Nesse artigo iremos explicar o que é um acordo de acionistas, e as funções das cláusulas “vesting” e “cliff” no contexto de sua startup

As startups são seres corporativos que se regem por algumas regras peculiares, e isso acontece porque seus processos de formação são diferentes. Normalmente o time se forma a partir de uma ideia, que em seu desenvolvimento vai agrupando pessoas com talentos e formações diversas, todos colaborando para uma finalidade comum: o sucesso do projeto. Esses esforços não são recompensados apenas em forma de salários, mas também por por percentuais da companhia criada – se a coisa realmente der certo.

Por isso os contratos que se fazem por esse modo de não dizem respeito à área trabalhista, mas ao Direito Civil – mais especificamente aos Direitos das Obrigações. Contudo, as disposições que fazem parte desses contratos é bem diferente daquelas normalmente realizadas entre empresas. Vamos falar um pouco sobre elas.

O que é um Acordo de Acionistas no mundo das Startups?

Quando você começa uma nova aventura empresarial em grupo, é preciso estipular como será realizada essa parceria e quais serão as recompensas de cada um. Se o acordo envolver a remuneração pelo trabalho com as ações da nova empresa a ser criada, o caminho para a maioria dos casos é realizar logo no início o chamado “Acordo de Acionistas” (também conhecido como “acordo de quotistas”).

O relacionamento entre sócios acionistas é como um casamento, com altos e baixos, alegrias e tristezas. A verdade é que as pessoas têm personalidades diferentes, talentos diferentes e defeitos diferentes. E não é só: seres humanos também mudam de ideia e de situação. A realização de um Acordo de Acionistas tem o objetivo de minimizar os efeitos dessa montanha russa, preservando o investimento e a continuidade da empresa.

Um Acordo de Acionistas, portanto, é um contrato privado entre os acionistas da empresa, que pode regular uma série de coisas: quando cada acionista obtém suas ações (por meio de um cronograma de aquisição ou Vesting); se existe um período de carência antes de qualquer ação ser adquirida (cliff) e o que acontece se um dos acionistas não cumprir aquilo com que se comprometera.
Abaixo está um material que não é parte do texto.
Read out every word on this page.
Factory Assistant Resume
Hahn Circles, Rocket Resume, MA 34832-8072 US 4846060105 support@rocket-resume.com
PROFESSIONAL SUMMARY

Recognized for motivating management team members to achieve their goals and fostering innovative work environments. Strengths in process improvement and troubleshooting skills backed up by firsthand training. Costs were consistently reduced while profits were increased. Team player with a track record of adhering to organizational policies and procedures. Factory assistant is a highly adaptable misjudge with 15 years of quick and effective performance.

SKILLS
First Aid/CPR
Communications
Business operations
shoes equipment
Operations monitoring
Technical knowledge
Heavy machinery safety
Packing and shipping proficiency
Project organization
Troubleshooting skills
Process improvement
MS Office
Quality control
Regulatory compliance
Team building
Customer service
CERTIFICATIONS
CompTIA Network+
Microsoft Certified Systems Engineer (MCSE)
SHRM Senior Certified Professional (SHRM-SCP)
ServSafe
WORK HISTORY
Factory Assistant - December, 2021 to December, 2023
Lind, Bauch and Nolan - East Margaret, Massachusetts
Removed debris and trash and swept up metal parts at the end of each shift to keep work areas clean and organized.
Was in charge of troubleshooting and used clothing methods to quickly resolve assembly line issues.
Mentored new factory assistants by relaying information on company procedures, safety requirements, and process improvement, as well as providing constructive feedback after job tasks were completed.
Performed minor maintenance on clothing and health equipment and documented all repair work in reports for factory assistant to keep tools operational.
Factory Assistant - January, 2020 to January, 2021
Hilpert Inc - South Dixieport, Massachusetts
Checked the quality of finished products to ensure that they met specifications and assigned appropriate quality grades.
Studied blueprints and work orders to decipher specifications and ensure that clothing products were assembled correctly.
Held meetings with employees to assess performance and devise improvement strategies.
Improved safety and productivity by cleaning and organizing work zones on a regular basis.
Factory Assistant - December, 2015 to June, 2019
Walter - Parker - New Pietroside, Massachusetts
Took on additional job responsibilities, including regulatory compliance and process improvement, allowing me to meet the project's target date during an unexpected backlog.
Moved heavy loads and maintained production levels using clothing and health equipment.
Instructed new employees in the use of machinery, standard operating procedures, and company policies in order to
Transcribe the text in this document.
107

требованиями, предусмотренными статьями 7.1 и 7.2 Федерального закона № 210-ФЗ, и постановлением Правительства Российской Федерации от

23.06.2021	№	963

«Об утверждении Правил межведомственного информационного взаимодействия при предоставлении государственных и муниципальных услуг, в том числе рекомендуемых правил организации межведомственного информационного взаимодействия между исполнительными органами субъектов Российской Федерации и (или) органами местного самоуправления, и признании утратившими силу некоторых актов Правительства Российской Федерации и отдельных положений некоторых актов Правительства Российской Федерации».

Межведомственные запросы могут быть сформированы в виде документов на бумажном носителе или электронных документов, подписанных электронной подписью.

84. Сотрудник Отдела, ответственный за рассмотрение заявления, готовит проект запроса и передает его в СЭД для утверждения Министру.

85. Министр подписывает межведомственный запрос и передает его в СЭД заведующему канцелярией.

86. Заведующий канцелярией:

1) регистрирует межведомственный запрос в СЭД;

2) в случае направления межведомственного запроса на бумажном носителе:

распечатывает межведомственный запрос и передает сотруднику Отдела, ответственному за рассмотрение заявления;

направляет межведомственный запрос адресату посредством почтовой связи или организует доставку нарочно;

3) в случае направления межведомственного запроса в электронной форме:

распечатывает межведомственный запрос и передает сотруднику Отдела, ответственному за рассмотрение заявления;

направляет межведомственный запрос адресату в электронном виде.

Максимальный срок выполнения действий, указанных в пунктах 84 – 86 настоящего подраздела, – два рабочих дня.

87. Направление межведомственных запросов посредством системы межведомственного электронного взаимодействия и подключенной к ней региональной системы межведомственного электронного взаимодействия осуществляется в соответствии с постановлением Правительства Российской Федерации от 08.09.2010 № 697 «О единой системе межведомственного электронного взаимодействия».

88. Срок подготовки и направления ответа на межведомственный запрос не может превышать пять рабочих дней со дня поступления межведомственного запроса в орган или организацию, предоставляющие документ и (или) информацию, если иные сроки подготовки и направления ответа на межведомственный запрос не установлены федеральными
Este acordo também pode vir a regular outros aspectos específicos, como situações em que apenas um dos acionistas se recusa a vender ou diluir suas ações para um investidor aprovado pelos demais (cláusulas ‘tag-along’ and ‘drag-along’). Também podem prever o direito de preferência de um dos sócios em relação ao outro, em caso de venda sua quota de ações.

Outro aspecto importante do Acordo de Acionistas é o poder de vincular participações acionárias a determinada função ou tarefa, de modo que se esse acionista decidir não mais realizar o trabalho indicado, ele será obrigado a vender suas ações.

Também poderá haver a inclusão de mecanismos que alterem o valor real da ação do sócio retirante em função das circunstâncias pela qual ele se desliga da empresa. Assim, se o acionista que sai é um “bad leaver”, por exemplo (ou seja, se ele sai em más circunstâncias), poderá ficar determinado que ele receberá apenas o preço nominal por suas ações.

Outro aspecto para se ter em mente é que o acordo de acionistas é peça fundamental para fisgar o investidor de seus sonhos. Quem investe quer ter a garantia de que o dinheiro está sendo bem aplicado, e parte disso passa pelas regras de relacionamento dos sócios. Portanto, se você quer melhorar suas chances de chegar lá, é preciso conversar com um advogado que entenda do assunto e investir em um bom acordo de acionistas.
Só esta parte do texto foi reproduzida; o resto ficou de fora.